I believed him. He was too vehement, too fiercely protective of her. He'd let Trisha help him once, at considerable risk to both of them, because he'd had no other choice. But it hadn't set well with him. The second person ... I didn't understand that, or have a clue as to who it might be. Not a doctor; that part I didn't believe.
He said, "You won't see who it is. And you won't see me leave."
'Tape my hands again? Blindfold me?"
"Tape your hands, but in front where you can get at them with your teeth. It'll take a while for you to get loose and flag down a car on the highway. By the time you make it to a phone I'll be long gone."
"Gone where? A man wanted for murder .. . there's no place that's safe."
"I know it. But it's better than rotting in jail." He laughed, a humorless bark. "Me and Richard Kimble."
"You'll never have a minute's peace. Have you thought about that?" "I've thought about it." "And it doesn't bother you?" "More of the same, that's all. I'm used to it." "Used to what?"
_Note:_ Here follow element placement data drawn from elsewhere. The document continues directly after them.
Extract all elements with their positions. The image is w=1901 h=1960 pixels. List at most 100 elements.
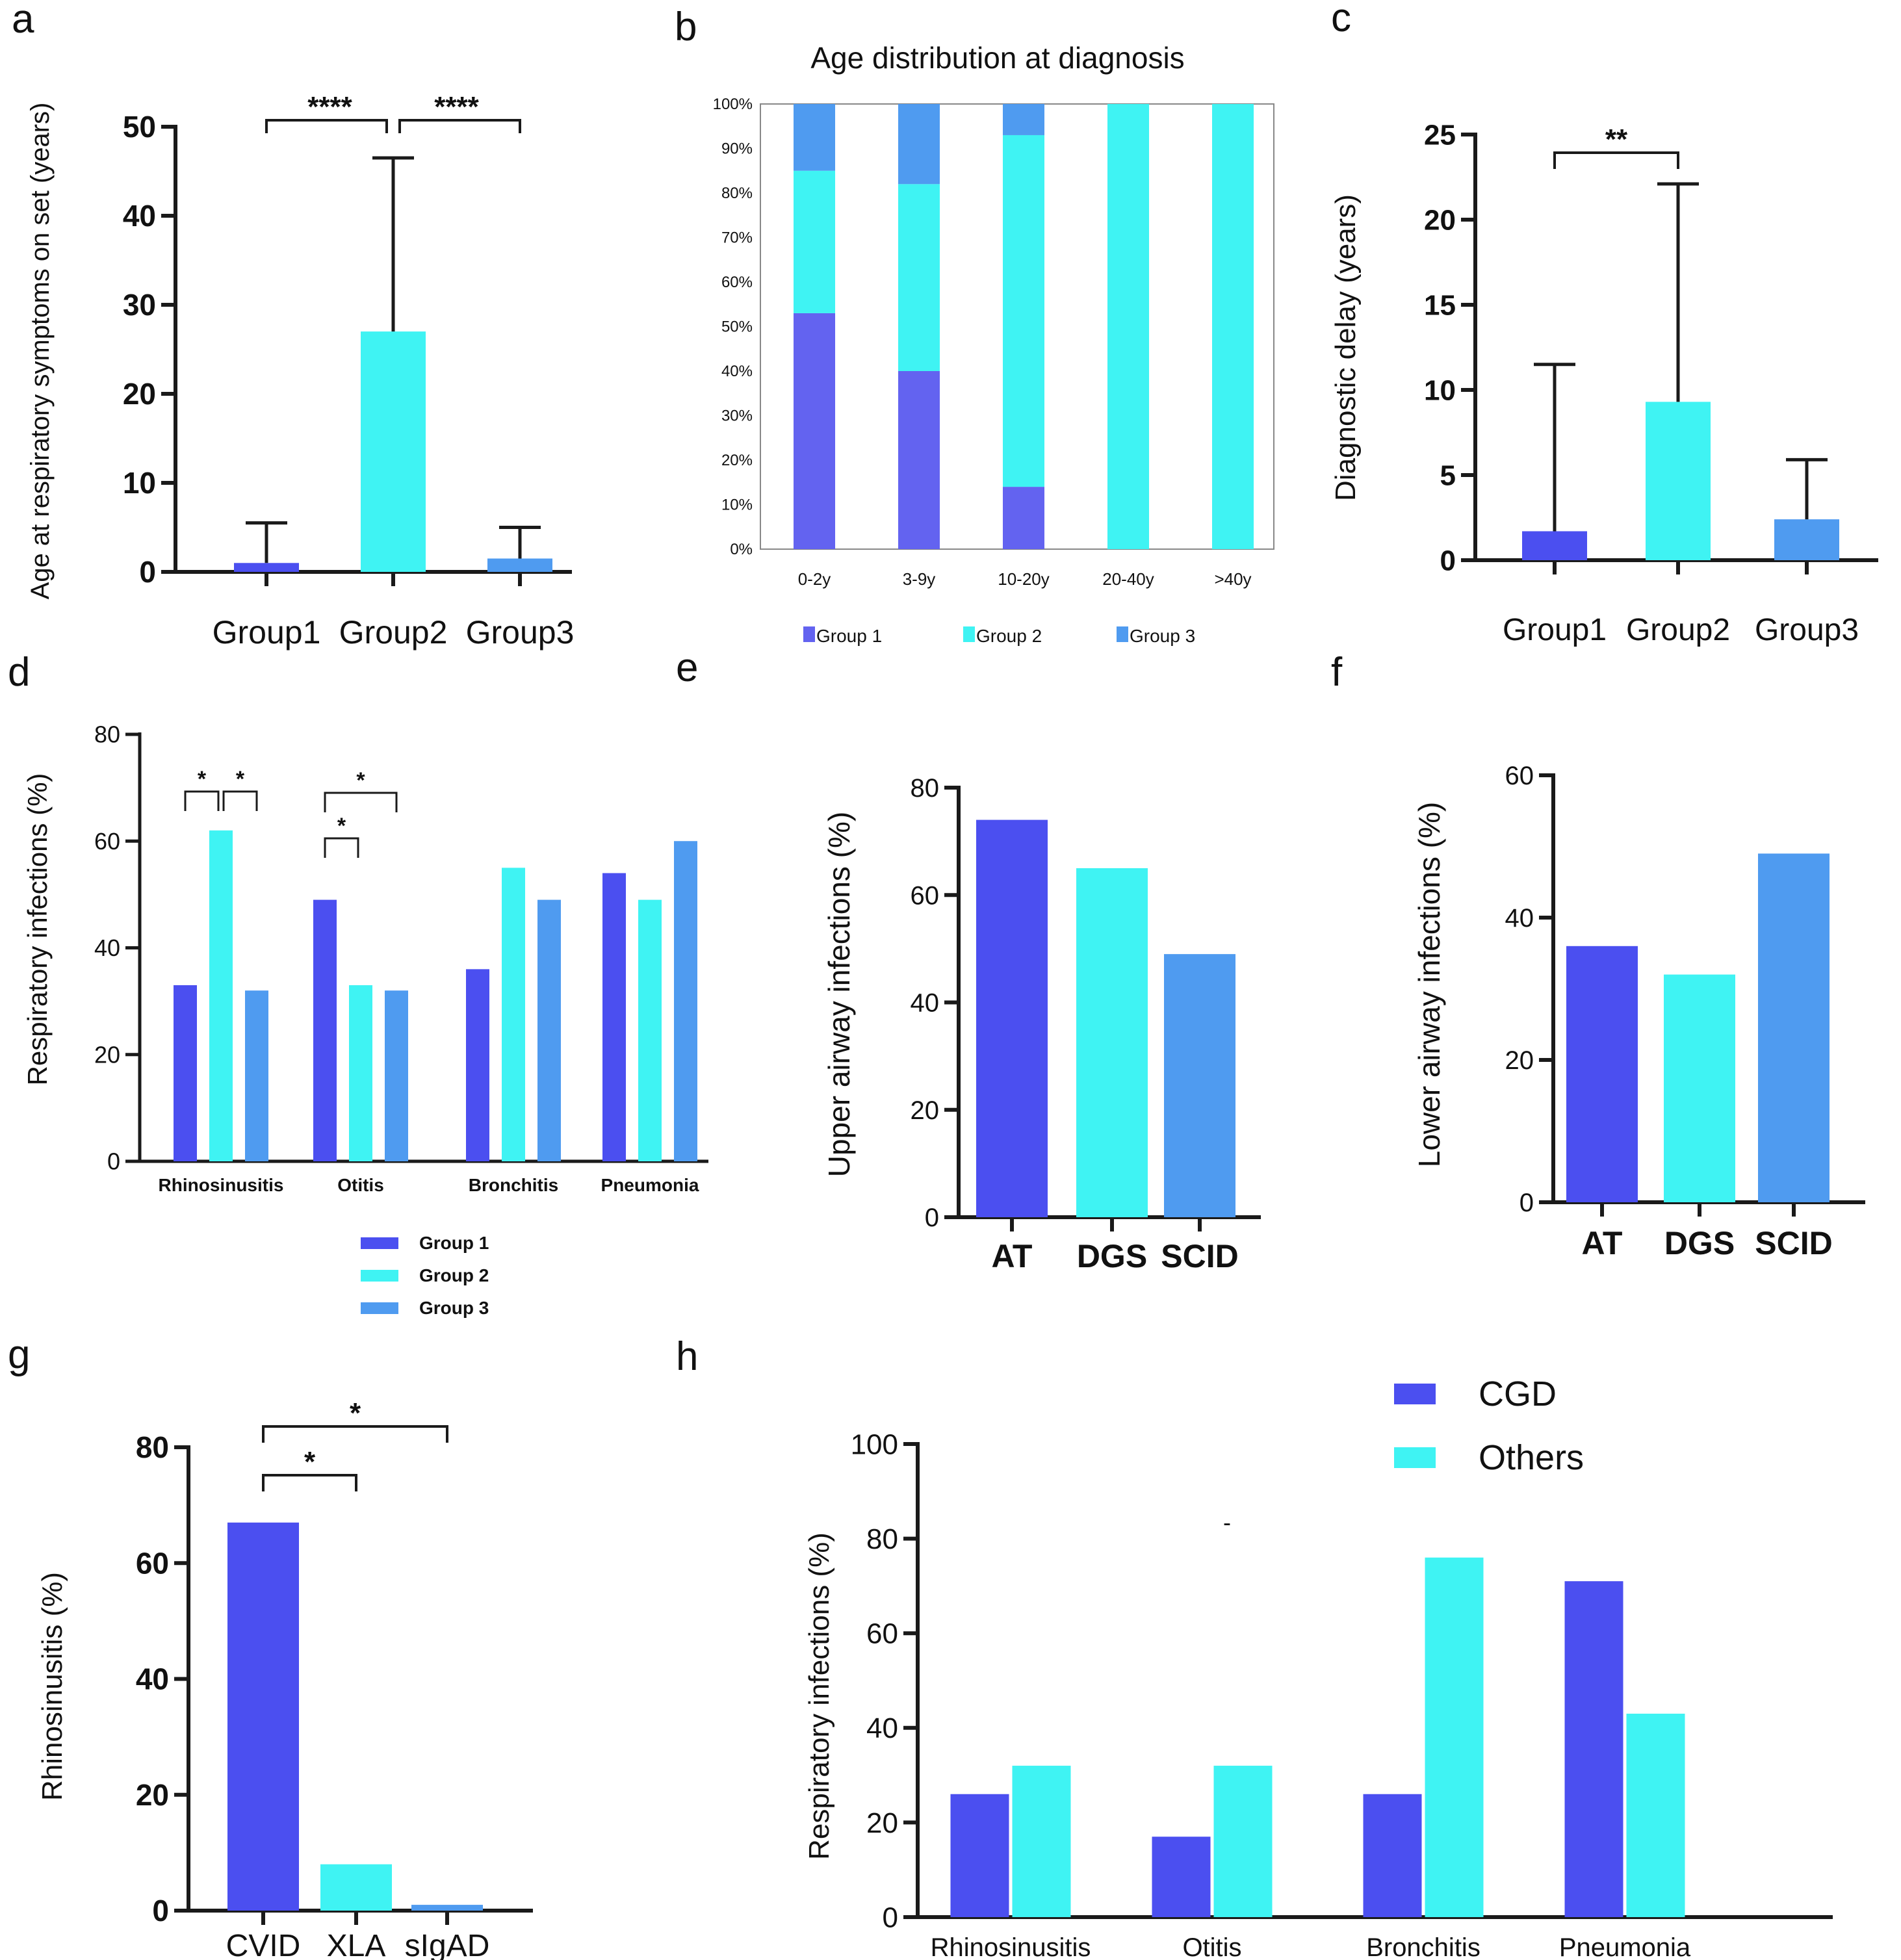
y-tick-label-a: 10	[123, 466, 156, 500]
y-tick-label-b: 60%	[721, 274, 753, 291]
y-tick-label-h: 40	[866, 1712, 898, 1744]
y-tick-label-b: 90%	[721, 140, 753, 158]
panel-label-b: b	[675, 5, 697, 49]
y-tick-label-h: 0	[883, 1902, 898, 1933]
significance-bracket-a	[398, 119, 521, 133]
legend-label-h: CGD	[1479, 1374, 1557, 1413]
y-tick-label-e: 40	[911, 989, 940, 1018]
bar-f-at	[1566, 946, 1638, 1202]
x-tick-label-f: SCID	[1755, 1225, 1832, 1261]
significance-label-d: *	[356, 768, 365, 793]
y-tick-label-h: 60	[866, 1618, 898, 1650]
legend-label-d: Group 2	[419, 1265, 489, 1285]
x-tick-label-h: Rhinosinusitis	[931, 1933, 1091, 1960]
y-tick-label-d: 0	[107, 1148, 120, 1175]
significance-label-d: *	[198, 767, 207, 792]
bar-h-pneumonia-others	[1626, 1713, 1685, 1917]
y-tick-label-h: 80	[866, 1523, 898, 1555]
y-tick-label-g: 80	[136, 1430, 169, 1464]
y-tick-label-b: 10%	[721, 496, 753, 514]
y-tick-label-d: 80	[94, 721, 120, 748]
significance-label-g: *	[304, 1446, 316, 1478]
y-tick-label-a: 50	[123, 110, 156, 144]
x-tick-label-e: SCID	[1161, 1238, 1238, 1274]
y-tick-label-d: 20	[94, 1041, 120, 1068]
x-tick-label-d: Otitis	[337, 1175, 384, 1195]
y-tick-label-b: 70%	[721, 229, 753, 247]
y-axis-title-e: Upper airway infections (%)	[822, 812, 856, 1177]
y-axis-title-h: Respiratory infections (%)	[803, 1532, 835, 1860]
y-tick-label-f: 0	[1520, 1189, 1534, 1217]
bar-segment-b-0-group3	[794, 104, 835, 171]
bar-segment-b-2-group2	[1003, 135, 1044, 487]
x-tick-label-f: DGS	[1664, 1225, 1735, 1261]
panel-label-c: c	[1331, 0, 1351, 40]
x-tick-label-c: Group1	[1503, 613, 1607, 647]
legend-label-d: Group 1	[419, 1233, 489, 1253]
bar-c-group3	[1774, 519, 1839, 560]
bar-h-bronchitis-cgd	[1363, 1794, 1422, 1917]
y-tick-label-c: 20	[1424, 204, 1456, 236]
x-tick-label-d: Bronchitis	[469, 1175, 558, 1195]
bar-segment-b-0-group2	[794, 170, 835, 313]
bar-d-bronchitis-group3	[537, 899, 561, 1161]
bar-d-pneumonia-group3	[674, 841, 697, 1161]
y-tick-label-h: 20	[866, 1807, 898, 1839]
bar-h-otitis-cgd	[1152, 1837, 1211, 1917]
x-tick-label-e: DGS	[1077, 1238, 1147, 1274]
y-tick-label-e: 0	[925, 1204, 939, 1232]
x-tick-label-g: CVID	[226, 1929, 301, 1960]
bar-d-otitis-group3	[385, 990, 408, 1161]
significance-bracket-g	[262, 1474, 357, 1491]
y-tick-label-f: 20	[1505, 1046, 1534, 1075]
bar-segment-b-0-group1	[794, 313, 835, 549]
legend-swatch-b	[1117, 626, 1128, 642]
x-tick-label-c: Group2	[1626, 613, 1730, 647]
y-tick-label-g: 0	[152, 1894, 169, 1928]
x-tick-label-a: Group3	[466, 614, 575, 651]
bar-h-otitis-others	[1213, 1766, 1273, 1917]
y-tick-label-c: 10	[1424, 374, 1456, 406]
y-tick-label-d: 60	[94, 828, 120, 855]
x-tick-label-g: XLA	[327, 1929, 386, 1960]
y-tick-label-a: 30	[123, 288, 156, 322]
significance-label-d: *	[337, 814, 346, 838]
bar-e-scid	[1164, 954, 1235, 1217]
x-tick-label-a: Group2	[339, 614, 448, 651]
bar-a-group3	[487, 558, 552, 572]
y-tick-label-b: 30%	[721, 407, 753, 425]
bar-f-dgs	[1664, 974, 1735, 1202]
bar-d-otitis-group1	[313, 899, 337, 1161]
significance-bracket-a	[265, 119, 388, 133]
legend-swatch-b	[963, 626, 975, 642]
significance-bracket-d	[184, 790, 220, 811]
bar-g-sigad	[411, 1905, 483, 1911]
legend-swatch-h	[1394, 1384, 1436, 1404]
bar-f-scid	[1758, 853, 1830, 1202]
x-tick-label-d: Pneumonia	[601, 1175, 699, 1195]
legend-label-h: Others	[1479, 1438, 1584, 1477]
y-tick-label-c: 0	[1440, 545, 1456, 576]
x-tick-label-b: >40y	[1214, 569, 1251, 589]
panel-label-g: g	[8, 1332, 30, 1377]
significance-bracket-c	[1553, 151, 1679, 169]
bar-d-otitis-group2	[349, 985, 372, 1161]
significance-label-g: *	[350, 1397, 361, 1429]
x-tick-label-h: Pneumonia	[1559, 1933, 1691, 1960]
y-tick-label-c: 5	[1440, 459, 1456, 491]
bar-c-group2	[1646, 402, 1711, 560]
x-tick-label-b: 10-20y	[998, 569, 1050, 589]
panel-label-f: f	[1331, 650, 1343, 695]
y-tick-label-d: 40	[94, 935, 120, 961]
bar-d-pneumonia-group2	[638, 899, 662, 1161]
significance-label-a: ****	[434, 91, 479, 123]
y-axis-title-g: Rhinosinusitis (%)	[36, 1572, 68, 1801]
y-tick-label-g: 20	[136, 1778, 169, 1812]
legend-swatch-d	[361, 1270, 398, 1282]
panel-label-a: a	[12, 0, 34, 42]
x-tick-label-h: Bronchitis	[1366, 1933, 1481, 1960]
significance-bracket-d	[324, 792, 398, 812]
panel-label-h: h	[676, 1334, 698, 1379]
y-axis-title-a: Age at respiratory symptoms on set (year…	[26, 103, 55, 600]
legend-swatch-b	[803, 626, 815, 642]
"Running," John Faith said. "I been doing it, one form or another, most of my life."
Anthony Munoz
FINGERS ON YOUR window in the middle of the night, man, it can't be nothing good. Rap, rap, rap, and I was off the bed and rubbing my eyes. But I couldn't see nothing at the window, just rain patterns on the glass and the black night beyond. I got hold of my aluminum Little League bat and drifted over there slow in the dark.
Rap, rap, rap. Then he must've seen my shape, because the fingers quit and he called out, "About time, Anthony. Open up, for Chrissake. Lemme in."
Mateo. What the hell, man?
I flipped the catch and hauled the window up. Rain and cold blew in. I backed off as Mateo climbed over the sill, laid the bat on the card table I use for a desk, and then flicked on the lamp there.